Hi am running the following model with statsmodel and it works fine.

from statsmodels.formula.api import ols
from statsmodels.iolib.summary2 import summary_col #for summary stats of large tables
time_FE_str = ' + C(hour_of_day) + C(day_of_week) + C(week_of_year)'
weather_2_str = ' +  C(weather_index) + rain + extreme_temperature + wind_speed'
model = ols("activity_count ~ C(city_id)"+weather_2_str+time_FE_str, data=df)
results = model.fit()
print summary_col(results).tables

print 'F-TEST:'
hypotheses = '(C(weather_index) = 0), (rain=0), (extreme_temperature=0), (wind_speed=0)'
f_test = results.f_test(hypotheses)

However, I do not know how to formulate the hypthosis for the F-test if I want to include the categorical variable C(weather_index). I tried all for me imaginable versions but I always get an error.

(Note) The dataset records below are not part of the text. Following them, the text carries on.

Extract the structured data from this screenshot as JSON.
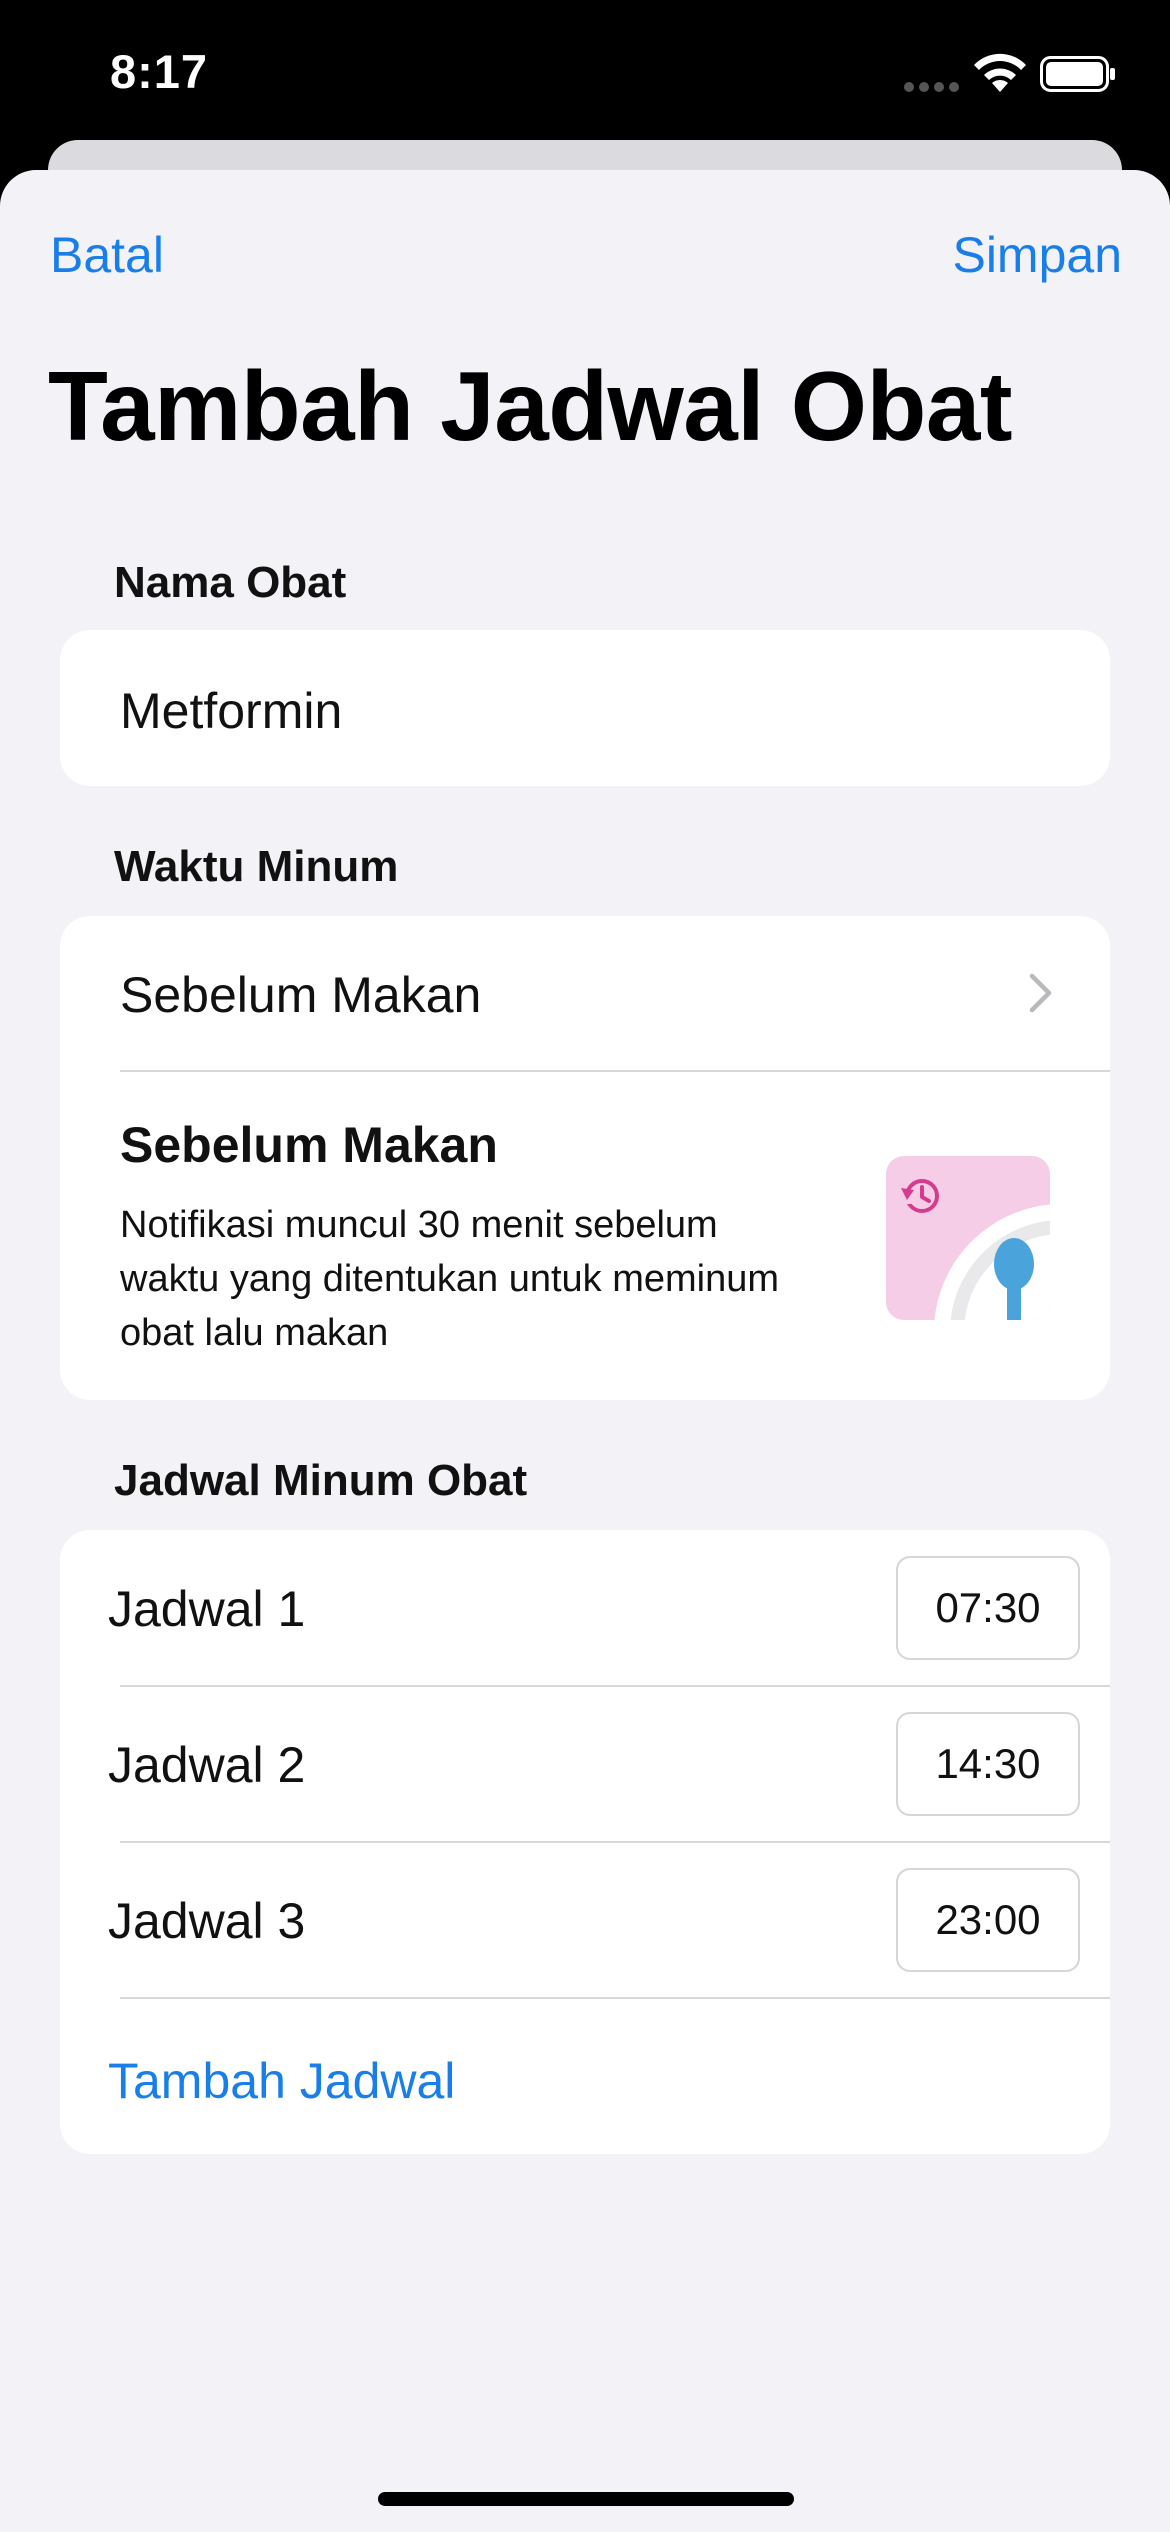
{
  "status_bar": {
    "time": "8:17",
    "icons": [
      "signal-icon",
      "wifi-icon",
      "battery-icon"
    ]
  },
  "nav": {
    "cancel_label": "Batal",
    "save_label": "Simpan"
  },
  "title": "Tambah Jadwal Obat",
  "medicine": {
    "section_label": "Nama Obat",
    "value": "Metformin"
  },
  "timing": {
    "section_label": "Waktu Minum",
    "selected": "Sebelum Makan",
    "info_title": "Sebelum Makan",
    "info_description": "Notifikasi muncul 30 menit sebelum waktu yang ditentukan untuk meminum obat lalu makan",
    "illustration": "before-meal-icon"
  },
  "schedule": {
    "section_label": "Jadwal Minum Obat",
    "items": [
      {
        "label": "Jadwal 1",
        "time": "07:30"
      },
      {
        "label": "Jadwal 2",
        "time": "14:30"
      },
      {
        "label": "Jadwal 3",
        "time": "23:00"
      }
    ],
    "add_label": "Tambah Jadwal"
  },
  "colors": {
    "accent": "#1a7ee8",
    "background": "#f2f2f7",
    "illustration_pink": "#f6cde6",
    "illustration_blue": "#4aa3db"
  }
}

Did someone face this issue before?

Any ideas?

F-TEST:
Traceback (most recent call last):
  File "C:/VK/scripts_python/predict_activity.py", line 95, in <module>
    f_test = results.f_test(hypotheses)
  File "C:\Users\Niko\Anaconda2\envs\gl-env\lib\site-packages\statsmodels\base\model.py", line 1375, in f_test
    invcov=invcov, use_f=True)
  File "C:\Users\Niko\Anaconda2\envs\gl-env\lib\site-packages\statsmodels\base\model.py", line 1437, in wald_test
    LC = DesignInfo(names).linear_constraint(r_matrix)
  File "C:\Users\Niko\Anaconda2\envs\gl-env\lib\site-packages\patsy\design_info.py", line 536, in linear_constraint
    return linear_constraint(constraint_likes, self.column_names)
  File "C:\Users\Niko\Anaconda2\envs\gl-env\lib\site-packages\patsy\constraint.py", line 391, in linear_constraint
    tree = parse_constraint(code, variable_names)
  File "C:\Users\Niko\Anaconda2\envs\gl-env\lib\site-packages\patsy\constraint.py", line 225, in parse_constraint
    return infix_parse(_tokenize_constraint(string, variable_names),
  File "C:\Users\Niko\Anaconda2\envs\gl-env\lib\site-packages\patsy\constraint.py", line 184, in _tokenize_constraint
    Origin(string, offset, offset + 1))
patsy.PatsyError: unrecognized token in constraint
   (C(weather_index) = 0), (rain=0), (extreme_temperature=0), (wind_speed=0)
    ^

Solution

  • The methods t_test, wald_test and f_test are for hypothesis test on the parameters directly and not for a entire categorical or composite effect.

    Results.summary() shows the parameter names that patsy created for the categorical variables. Those can be used to create contrast or restrictions for the categorical effects.

    As alternative anova_lm directly computes the hypothesis test that a term,e.g. A categorical variable has no effect.